National Herald case: HC sets aside trial court order summoning Cong documents
Trial court’s order was passed “in a casual manner without due application of mind” and without giving opportunity to the opposite party to put up their arguments.india Updated: Jul 12, 2016 16:49 IST
The Delhi High Court on Tuesday set aside an order of a Delhi court summoning the 2010-11 balance sheet of the Congress party in the National Herald case.
Justice PS Teji said the trial court’s order was passed “in a casual manner without due application of mind” and without giving opportunity to the opposite party to put up their arguments.
Congress President Sonia Gandhi, her son and party vice president Rahul Gandhi, party leaders Motilal Vora, Oscar Fernandes, Suman Dubey, Sam Pitroda and a company called Young Indian Pvt Ltd (YI) are accused in the case, which involves alleged financial irregularities in National Herald, a newspaper founded by former prime minister Jawahar Lal Nehru in 1938.
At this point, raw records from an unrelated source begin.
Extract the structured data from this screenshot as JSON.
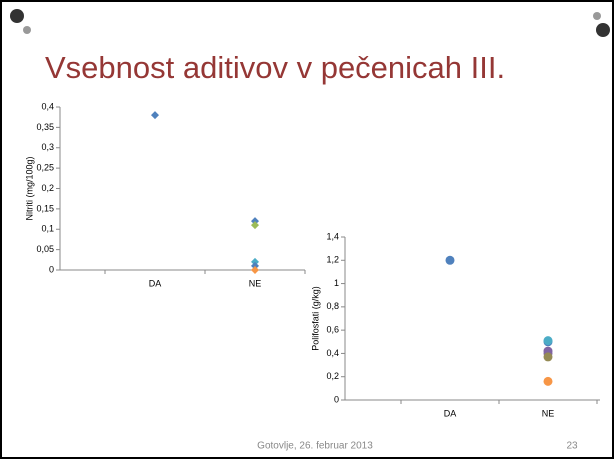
{
  "slide": {
    "title": "Vsebnost aditivov v pečenicah III.",
    "footer": "Gotovlje, 26. februar 2013",
    "page": "23"
  },
  "chart_data": [
    {
      "type": "scatter",
      "categories": [
        "DA",
        "NE"
      ],
      "ylabel": "Nitriti (mg/100g)",
      "marker": "diamond",
      "ylim": [
        0,
        0.4
      ],
      "yticks": [
        0,
        {
          "value": 0.05,
          "label": "0,05"
        },
        {
          "value": 0.1,
          "label": "0,1"
        },
        {
          "value": 0.15,
          "label": "0,15"
        },
        {
          "value": 0.2,
          "label": "0,2"
        },
        {
          "value": 0.25,
          "label": "0,25"
        },
        {
          "value": 0.3,
          "label": "0,3"
        },
        {
          "value": 0.35,
          "label": "0,35"
        },
        {
          "value": 0.4,
          "label": "0,4"
        }
      ],
      "series": [
        {
          "color": "#4f81bd",
          "values": [
            0.38,
            0.12
          ]
        },
        {
          "color": "#9bbb59",
          "values": [
            null,
            0.11
          ]
        },
        {
          "color": "#4bacc6",
          "values": [
            null,
            0.02
          ]
        },
        {
          "color": "#4f81bd",
          "values": [
            null,
            0.01
          ]
        },
        {
          "color": "#f79646",
          "values": [
            null,
            0
          ]
        }
      ]
    },
    {
      "type": "scatter",
      "categories": [
        "DA",
        "NE"
      ],
      "ylabel": "Polifosfati (g/kg)",
      "marker": "circle",
      "ylim": [
        0,
        1.4
      ],
      "yticks": [
        0,
        {
          "value": 0.2,
          "label": "0,2"
        },
        {
          "value": 0.4,
          "label": "0,4"
        },
        {
          "value": 0.6,
          "label": "0,6"
        },
        {
          "value": 0.8,
          "label": "0,8"
        },
        1,
        {
          "value": 1.2,
          "label": "1,2"
        },
        {
          "value": 1.4,
          "label": "1,4"
        }
      ],
      "series": [
        {
          "color": "#4f81bd",
          "values": [
            1.2,
            0.5
          ]
        },
        {
          "color": "#4bacc6",
          "values": [
            null,
            0.51
          ]
        },
        {
          "color": "#8064a2",
          "values": [
            null,
            0.42
          ]
        },
        {
          "color": "#8064a2",
          "values": [
            null,
            0.4
          ]
        },
        {
          "color": "#948a54",
          "values": [
            null,
            0.37
          ]
        },
        {
          "color": "#f79646",
          "values": [
            null,
            0.16
          ]
        }
      ]
    }
  ]
}
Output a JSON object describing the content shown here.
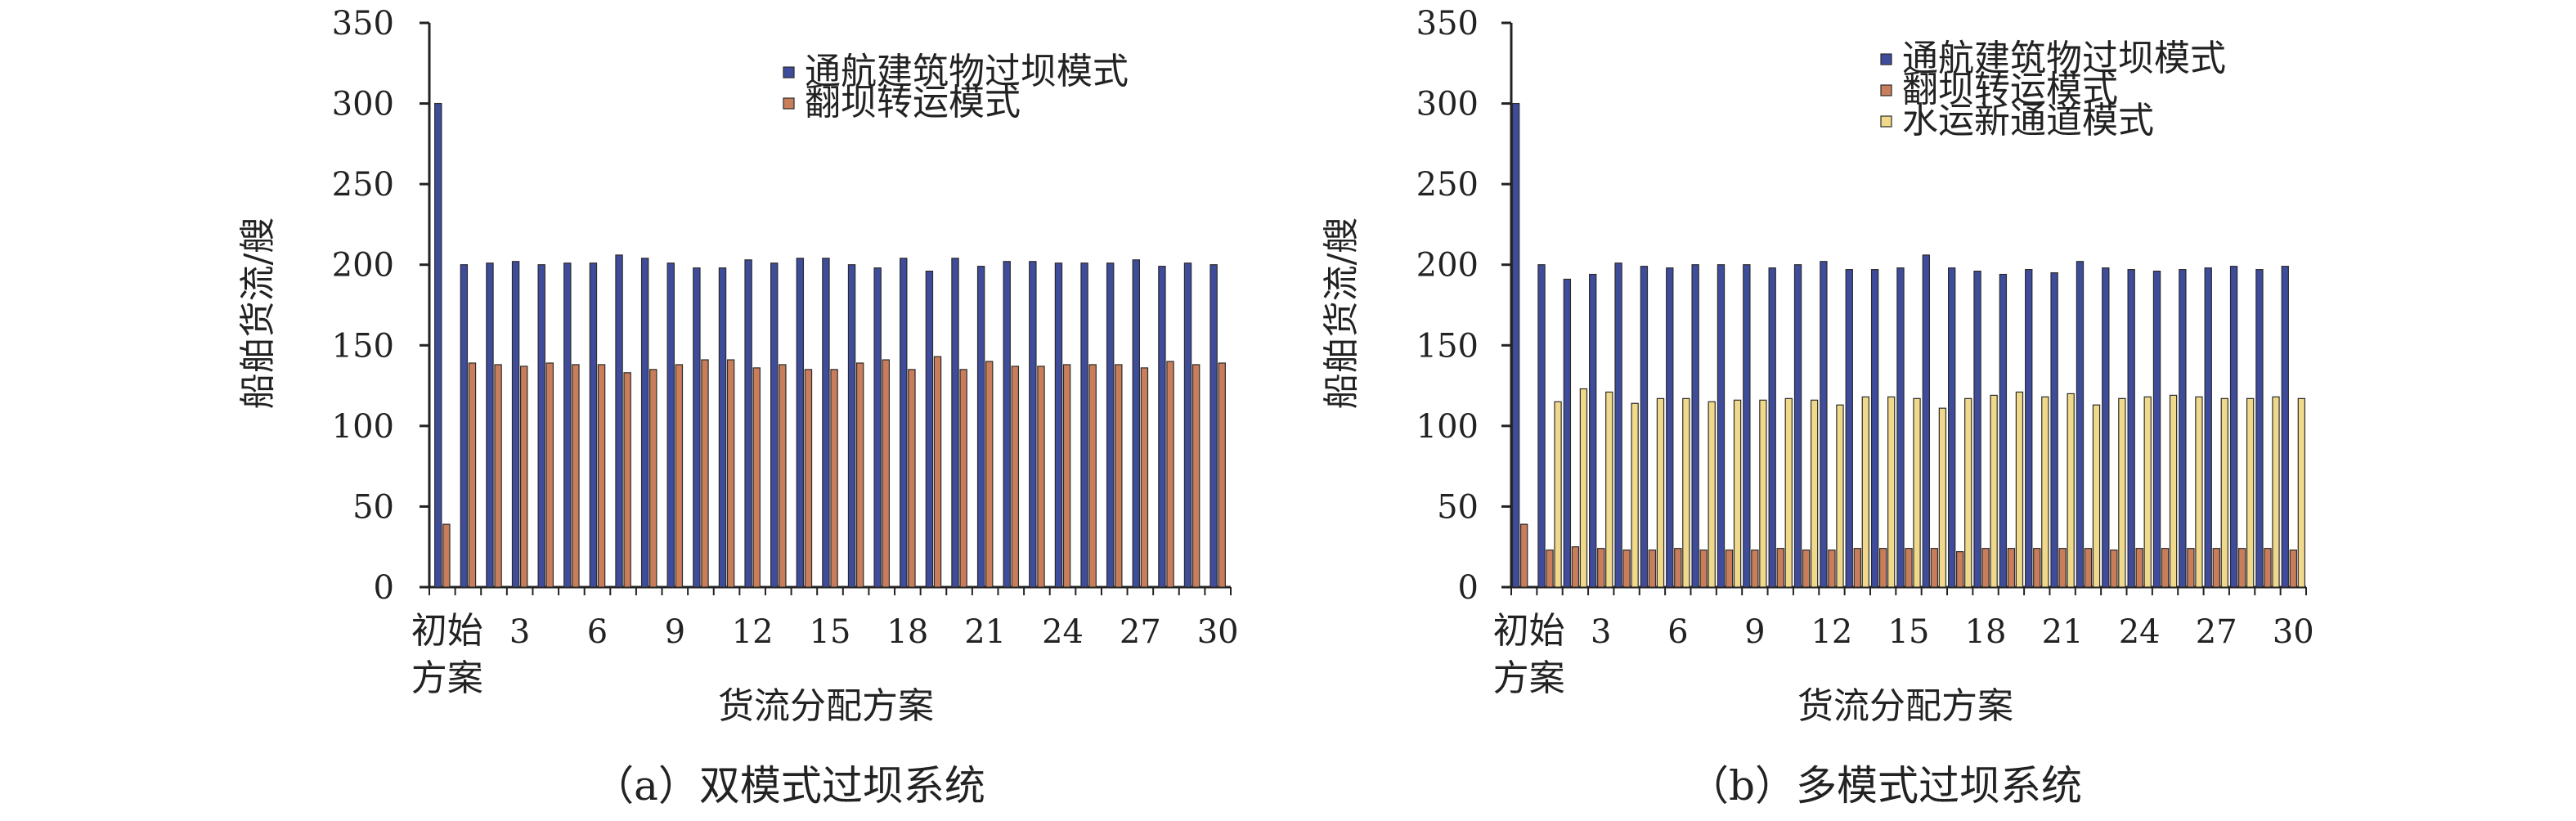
{
  "colors": {
    "series1": "#3f4c9b",
    "series2": "#c97d5b",
    "series3": "#f0d98a",
    "axis": "#222222"
  },
  "chart_data": [
    {
      "type": "bar",
      "caption": "（a）双模式过坝系统",
      "xlabel": "货流分配方案",
      "ylabel": "船舶货流/艘",
      "ylim": [
        0,
        350
      ],
      "yticks": [
        0,
        50,
        100,
        150,
        200,
        250,
        300,
        350
      ],
      "first_category_label": [
        "初始",
        "方案"
      ],
      "categories": [
        "初始方案",
        "1",
        "2",
        "3",
        "4",
        "5",
        "6",
        "7",
        "8",
        "9",
        "10",
        "11",
        "12",
        "13",
        "14",
        "15",
        "16",
        "17",
        "18",
        "19",
        "20",
        "21",
        "22",
        "23",
        "24",
        "25",
        "26",
        "27",
        "28",
        "29",
        "30"
      ],
      "xtick_labels": [
        "3",
        "6",
        "9",
        "12",
        "15",
        "18",
        "21",
        "24",
        "27",
        "30"
      ],
      "legend_position": "top-right",
      "series": [
        {
          "name": "通航建筑物过坝模式",
          "values": [
            300,
            200,
            201,
            202,
            200,
            201,
            201,
            206,
            204,
            201,
            198,
            198,
            203,
            201,
            204,
            204,
            200,
            198,
            204,
            196,
            204,
            199,
            202,
            202,
            201,
            201,
            201,
            203,
            199,
            201,
            200
          ]
        },
        {
          "name": "翻坝转运模式",
          "values": [
            39,
            139,
            138,
            137,
            139,
            138,
            138,
            133,
            135,
            138,
            141,
            141,
            136,
            138,
            135,
            135,
            139,
            141,
            135,
            143,
            135,
            140,
            137,
            137,
            138,
            138,
            138,
            136,
            140,
            138,
            139
          ]
        }
      ]
    },
    {
      "type": "bar",
      "caption": "（b）多模式过坝系统",
      "xlabel": "货流分配方案",
      "ylabel": "船舶货流/艘",
      "ylim": [
        0,
        350
      ],
      "yticks": [
        0,
        50,
        100,
        150,
        200,
        250,
        300,
        350
      ],
      "first_category_label": [
        "初始",
        "方案"
      ],
      "categories": [
        "初始方案",
        "1",
        "2",
        "3",
        "4",
        "5",
        "6",
        "7",
        "8",
        "9",
        "10",
        "11",
        "12",
        "13",
        "14",
        "15",
        "16",
        "17",
        "18",
        "19",
        "20",
        "21",
        "22",
        "23",
        "24",
        "25",
        "26",
        "27",
        "28",
        "29",
        "30"
      ],
      "xtick_labels": [
        "3",
        "6",
        "9",
        "12",
        "15",
        "18",
        "21",
        "24",
        "27",
        "30"
      ],
      "legend_position": "top-right",
      "series": [
        {
          "name": "通航建筑物过坝模式",
          "values": [
            300,
            200,
            191,
            194,
            201,
            199,
            198,
            200,
            200,
            200,
            198,
            200,
            202,
            197,
            197,
            198,
            206,
            198,
            196,
            194,
            197,
            195,
            202,
            198,
            197,
            196,
            197,
            198,
            199,
            197,
            199
          ]
        },
        {
          "name": "翻坝转运模式",
          "values": [
            39,
            23,
            25,
            24,
            23,
            23,
            24,
            23,
            23,
            23,
            24,
            23,
            23,
            24,
            24,
            24,
            24,
            22,
            24,
            24,
            24,
            24,
            24,
            23,
            24,
            24,
            24,
            24,
            24,
            24,
            23
          ]
        },
        {
          "name": "水运新通道模式",
          "values": [
            0,
            115,
            123,
            121,
            114,
            117,
            117,
            115,
            116,
            116,
            117,
            116,
            113,
            118,
            118,
            117,
            111,
            117,
            119,
            121,
            118,
            120,
            113,
            117,
            118,
            119,
            118,
            117,
            117,
            118,
            117
          ]
        }
      ]
    }
  ]
}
BJP leader Subramanian Swamy has alleged “cheating” in the acquisition of the Associated Journal Limited (AJL), the publisher of National Herald, by Young Indian Limited (YIL) — a firm in which Sonia and Rahul Gandhi each own a 38% stake.
Swamy had accused the Congress of loaning this money to AJL and then assigning the debt to YIL for Rs 50 lakh - a transaction that the BJP leader said amounted to cheating and a breach of trust.
All the accused have denied the allegations levelled by Swamy saying that the party’s Rs 90 crore loan to AJL was assigned to Young Indian to revive the publication.
“Non-issuance of notice to the opposite side and impugned orders being non-speaking (order where reasons for the findings are not given) and without due application of mind as per the law laid down by Apex Court, culminates into the impugned orders as ineffective, redundant and not sustainable in the eye of law and liable to be set aside,” Justice Teji said.
Shortly after the HC verdict, Swamy tweeted, “Delhi HC judgment is not on law but on procedure. I will return to Patiala House (court which summoned Congress balance sheet) for documents again and let court follow the HC procedure”.
The High Court said Swamy could move the trial court again with a similar plea. It further said that the trial court was empowered to pass order “keeping in view the necessity and desirability of document in situations…and by granting an opportunity of hearing to the other party”.
Earlier, the trial court had allowed Swamy’s application for summoning of balance sheet of 2010-2011 of AJL while observing that the documents of INC and AJL could not be referred to as “personal documents” of the accused.
Vora, Fernandes, Dubey, Pitroda and YI had challenged the trial court’s order before the HC contending that they were neither heard nor summoned before passing any order.
However, Swamy had claimed that “they have no locus in the issue”.